A
Bloody Mess Spike
Lee delivers a blunt blow to the head by
JASON BLAIR
MIRACLE
AT ST. ANNA: Written by James McBride. Directed by Spike Lee. Cinematography,
Matthew Libatique. Music, Terence Blanchard. Starring Michael Ealy,
Derek Luke, Omar Miller and Laz Alonso. Walt Disney Pictures, 2008.
R. 160 minutes.
These
soldiers rescued the boy, but they couldn’t rescue the movie
War movies, said Vincent Canby, automatically celebrate everything
they touch. I’m afraid the same is true for Miracle at St. Anna,
although not in the way Canby meant. Apart from When the Levees
Broke, a true story so distressing it’s beyond embellishment,
Spike Lee wouldn’t know restraint if he slammed into it with a full
head of steam. That’s fitting, because the train wreck that is Miracle
at St. Anna celebrates everything wrong with today’s films,
but in particular Spike Lee films: stories that shun, rather than
celebrate, complexity; characters that are more smear than shape;
and in general an easy preference for the visceral and grotesque.
For me there is great sadness in this. That is because Miracle
at St. Anna is not Bamboozled or She Hate Me,
two examples of how far the once-great filmmaker Lee has fallen.
Rather it is because the St. Anna massacre deserves a careful, proper
telling but instead gets a blunt and careless treatment that film
students — the only ones who will be watching this film in perpetuity,
precisely because they are required to — will recall as an overwrought
Great Opportunity Lost.
Miracle at St. Anna concerns four “Buffalo” or black soldiers
who, as the only survivors of their division, wander deep inside
enemy lines during World War II. (The film is unclear how, or even
when, they manage to do this.) The four men fall into easy stereotypes:
the fallen preacher, Bishop (Michael Ealy); the quiet sharpshooter,
Hector (Laz Alonso); the morally upright captain, Stamps (Derek
Luke); and the gentle giant, Train (Omar Miller). Train discovers
an Italian boy who thereafter clings to his side. The boy may or
may not possess an ability to communicate with the dead. (On this,
again, the film is unclear.) While holed up in a tiny village, two
of the men fight over the beautiful Renata (Valentina Cervi), whose
husband fights in the Italian resistance — a ragtag band that eventually
returns to the village with the German army on their heels. A firefight
ensues. People die. It’s all pretty grim. I forgot it almost immediately.

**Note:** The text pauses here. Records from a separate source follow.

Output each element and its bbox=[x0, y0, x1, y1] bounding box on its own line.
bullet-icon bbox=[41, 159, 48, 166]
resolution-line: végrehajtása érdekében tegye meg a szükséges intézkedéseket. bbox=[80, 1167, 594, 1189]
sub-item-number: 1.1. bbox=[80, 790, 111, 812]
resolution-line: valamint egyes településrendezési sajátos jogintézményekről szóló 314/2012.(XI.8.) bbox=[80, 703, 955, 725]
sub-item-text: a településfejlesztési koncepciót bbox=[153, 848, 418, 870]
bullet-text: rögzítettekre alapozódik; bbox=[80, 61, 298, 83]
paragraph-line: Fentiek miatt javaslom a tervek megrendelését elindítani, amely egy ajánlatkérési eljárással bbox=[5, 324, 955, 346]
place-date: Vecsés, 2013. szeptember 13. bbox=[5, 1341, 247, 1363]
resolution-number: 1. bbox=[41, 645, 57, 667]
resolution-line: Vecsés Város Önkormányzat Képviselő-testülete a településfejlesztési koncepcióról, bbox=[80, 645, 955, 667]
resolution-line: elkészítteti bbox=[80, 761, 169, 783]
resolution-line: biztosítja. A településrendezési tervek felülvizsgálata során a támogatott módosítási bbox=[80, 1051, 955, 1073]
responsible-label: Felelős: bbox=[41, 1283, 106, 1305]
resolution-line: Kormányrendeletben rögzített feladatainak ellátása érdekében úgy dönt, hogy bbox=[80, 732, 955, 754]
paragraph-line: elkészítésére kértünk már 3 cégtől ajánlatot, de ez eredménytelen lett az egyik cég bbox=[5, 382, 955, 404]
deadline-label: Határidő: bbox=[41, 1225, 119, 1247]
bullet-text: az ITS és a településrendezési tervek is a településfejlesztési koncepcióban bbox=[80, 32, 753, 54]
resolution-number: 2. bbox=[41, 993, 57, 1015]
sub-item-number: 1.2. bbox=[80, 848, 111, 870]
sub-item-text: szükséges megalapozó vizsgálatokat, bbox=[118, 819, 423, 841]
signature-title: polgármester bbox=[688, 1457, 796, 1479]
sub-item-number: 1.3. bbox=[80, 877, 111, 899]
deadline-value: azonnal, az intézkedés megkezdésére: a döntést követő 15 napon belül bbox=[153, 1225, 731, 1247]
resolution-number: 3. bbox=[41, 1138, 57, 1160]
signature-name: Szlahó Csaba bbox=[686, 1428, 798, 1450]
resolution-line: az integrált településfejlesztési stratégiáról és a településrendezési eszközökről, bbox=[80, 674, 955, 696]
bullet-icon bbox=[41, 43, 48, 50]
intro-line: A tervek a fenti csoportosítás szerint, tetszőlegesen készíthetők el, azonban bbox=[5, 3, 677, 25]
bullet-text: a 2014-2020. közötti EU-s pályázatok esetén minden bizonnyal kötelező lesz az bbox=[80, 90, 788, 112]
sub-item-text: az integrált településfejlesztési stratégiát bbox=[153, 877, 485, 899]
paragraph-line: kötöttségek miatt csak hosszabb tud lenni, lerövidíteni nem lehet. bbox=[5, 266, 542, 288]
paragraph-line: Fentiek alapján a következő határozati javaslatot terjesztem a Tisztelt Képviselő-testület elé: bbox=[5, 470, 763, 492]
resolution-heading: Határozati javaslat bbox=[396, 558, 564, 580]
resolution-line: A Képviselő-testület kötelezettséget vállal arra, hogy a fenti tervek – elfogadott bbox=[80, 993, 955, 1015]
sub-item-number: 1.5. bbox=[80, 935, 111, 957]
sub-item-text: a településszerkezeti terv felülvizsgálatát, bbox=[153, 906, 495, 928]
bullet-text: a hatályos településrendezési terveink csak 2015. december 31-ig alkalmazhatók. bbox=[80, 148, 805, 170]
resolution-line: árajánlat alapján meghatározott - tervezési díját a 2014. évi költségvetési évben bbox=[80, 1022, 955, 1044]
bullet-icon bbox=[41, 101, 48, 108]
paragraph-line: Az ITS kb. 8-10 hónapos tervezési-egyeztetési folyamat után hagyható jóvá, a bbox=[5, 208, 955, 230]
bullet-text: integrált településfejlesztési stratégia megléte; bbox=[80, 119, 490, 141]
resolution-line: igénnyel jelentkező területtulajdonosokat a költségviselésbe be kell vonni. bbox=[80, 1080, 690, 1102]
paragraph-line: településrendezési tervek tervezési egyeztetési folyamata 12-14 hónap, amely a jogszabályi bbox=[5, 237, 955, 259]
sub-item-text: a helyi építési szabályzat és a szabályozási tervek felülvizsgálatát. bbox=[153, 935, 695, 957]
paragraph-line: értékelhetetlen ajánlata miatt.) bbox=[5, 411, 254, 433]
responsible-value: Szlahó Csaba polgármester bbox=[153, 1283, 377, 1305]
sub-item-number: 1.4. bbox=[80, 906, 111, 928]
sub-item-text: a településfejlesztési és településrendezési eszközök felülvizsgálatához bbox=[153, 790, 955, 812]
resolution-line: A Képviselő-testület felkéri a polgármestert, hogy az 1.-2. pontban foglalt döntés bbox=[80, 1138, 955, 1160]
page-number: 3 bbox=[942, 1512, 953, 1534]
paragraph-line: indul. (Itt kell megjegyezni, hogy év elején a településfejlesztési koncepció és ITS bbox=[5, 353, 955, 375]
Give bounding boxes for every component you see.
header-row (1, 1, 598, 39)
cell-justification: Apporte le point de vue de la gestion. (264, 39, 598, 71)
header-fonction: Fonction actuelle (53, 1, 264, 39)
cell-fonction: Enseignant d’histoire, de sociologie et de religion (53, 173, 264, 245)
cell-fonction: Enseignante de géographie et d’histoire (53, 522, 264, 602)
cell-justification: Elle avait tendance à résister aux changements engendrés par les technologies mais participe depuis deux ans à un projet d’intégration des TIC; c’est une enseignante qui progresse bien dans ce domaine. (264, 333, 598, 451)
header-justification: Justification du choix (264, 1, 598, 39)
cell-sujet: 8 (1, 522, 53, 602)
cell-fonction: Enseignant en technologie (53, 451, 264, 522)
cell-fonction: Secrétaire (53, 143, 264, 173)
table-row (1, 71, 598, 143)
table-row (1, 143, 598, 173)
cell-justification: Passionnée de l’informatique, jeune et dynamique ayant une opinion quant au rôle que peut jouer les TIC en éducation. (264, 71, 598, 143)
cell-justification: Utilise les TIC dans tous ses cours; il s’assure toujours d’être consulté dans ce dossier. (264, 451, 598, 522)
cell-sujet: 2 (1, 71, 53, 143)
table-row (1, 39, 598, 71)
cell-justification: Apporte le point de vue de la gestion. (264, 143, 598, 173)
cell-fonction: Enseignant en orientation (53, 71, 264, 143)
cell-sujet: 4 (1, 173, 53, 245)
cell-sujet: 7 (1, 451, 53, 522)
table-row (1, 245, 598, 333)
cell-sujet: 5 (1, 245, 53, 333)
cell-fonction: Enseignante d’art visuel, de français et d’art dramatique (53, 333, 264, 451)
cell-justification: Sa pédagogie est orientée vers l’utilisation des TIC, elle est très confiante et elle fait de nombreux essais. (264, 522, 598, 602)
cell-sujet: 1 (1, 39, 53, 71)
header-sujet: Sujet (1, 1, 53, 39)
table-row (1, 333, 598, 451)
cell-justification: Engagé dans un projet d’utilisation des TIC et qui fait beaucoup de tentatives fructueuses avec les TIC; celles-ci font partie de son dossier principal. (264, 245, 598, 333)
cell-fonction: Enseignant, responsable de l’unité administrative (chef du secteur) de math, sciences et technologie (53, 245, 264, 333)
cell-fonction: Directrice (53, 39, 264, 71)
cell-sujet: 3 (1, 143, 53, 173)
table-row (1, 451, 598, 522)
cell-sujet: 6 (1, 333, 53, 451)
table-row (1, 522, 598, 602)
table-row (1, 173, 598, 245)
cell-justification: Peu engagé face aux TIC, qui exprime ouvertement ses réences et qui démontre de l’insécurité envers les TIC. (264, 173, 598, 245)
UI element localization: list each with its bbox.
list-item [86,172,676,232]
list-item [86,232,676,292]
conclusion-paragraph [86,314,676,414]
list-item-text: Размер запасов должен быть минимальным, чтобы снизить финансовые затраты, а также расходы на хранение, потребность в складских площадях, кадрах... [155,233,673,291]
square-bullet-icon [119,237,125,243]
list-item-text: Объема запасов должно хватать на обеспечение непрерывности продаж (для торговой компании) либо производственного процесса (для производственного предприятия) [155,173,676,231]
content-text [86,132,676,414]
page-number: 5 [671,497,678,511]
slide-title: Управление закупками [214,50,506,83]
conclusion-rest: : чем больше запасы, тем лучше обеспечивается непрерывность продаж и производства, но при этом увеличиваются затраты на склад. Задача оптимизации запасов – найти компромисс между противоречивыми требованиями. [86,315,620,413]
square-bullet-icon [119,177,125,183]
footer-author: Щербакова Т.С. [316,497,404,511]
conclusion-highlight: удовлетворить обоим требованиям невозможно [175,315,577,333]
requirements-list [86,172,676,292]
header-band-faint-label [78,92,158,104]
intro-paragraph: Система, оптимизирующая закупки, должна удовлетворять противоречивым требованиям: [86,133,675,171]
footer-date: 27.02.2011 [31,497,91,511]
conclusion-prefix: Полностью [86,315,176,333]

Widely criticized for being too long, Miracle at St. Anna
is far too wide. It incorporates, by my count, one useless MacGuffin,
two needless subplots and scores of forgettable characters. The
actors are game but roughed up by a screenplay that bulldozes through
every scene. The script is a total failure, but there’s Lee at every
turn, polishing the turd too brightly, attacking the story with
a misplaced vigor that completely sacrifices sense or emotion. Severed
limbs are lingered over, rather than glanced upon. Title cards,
the little textual cues indicating time and location, come in sets
of twos and threes, like a stranger who gives you directions but
won’t shut up. The dialogue is atrocious; were not the subject matter
sacred, it would be parodied throughout the world. The film actually
contains the line “He’s as clean as the Board of Health,” a proclamation
as old as Rasputin and every bit as funny. The film is peppered
with era-specific wiseguy speak along the lines of this gem, delivered
from John Turturro to Joseph Gordon-Leavitt: “All I can give you
is an empty feeling, kid.” Gulp. Does that come with a migraine?
Miracle at St. Anna even feels out of step with its Terence
Blanchard score, a severe and noisome elegy that actually interferes
with the film — or vice versa. The failure of Miracle at St.
Anna is tragic, for the story the “greatest generation” has
been writing for itself often omits the contribution of African-American
soldiers. Redressing that omission is left to a film other than
Miracle at St. Anna, which is extraordinary only in that
it manages to be both predictable and confusing at once.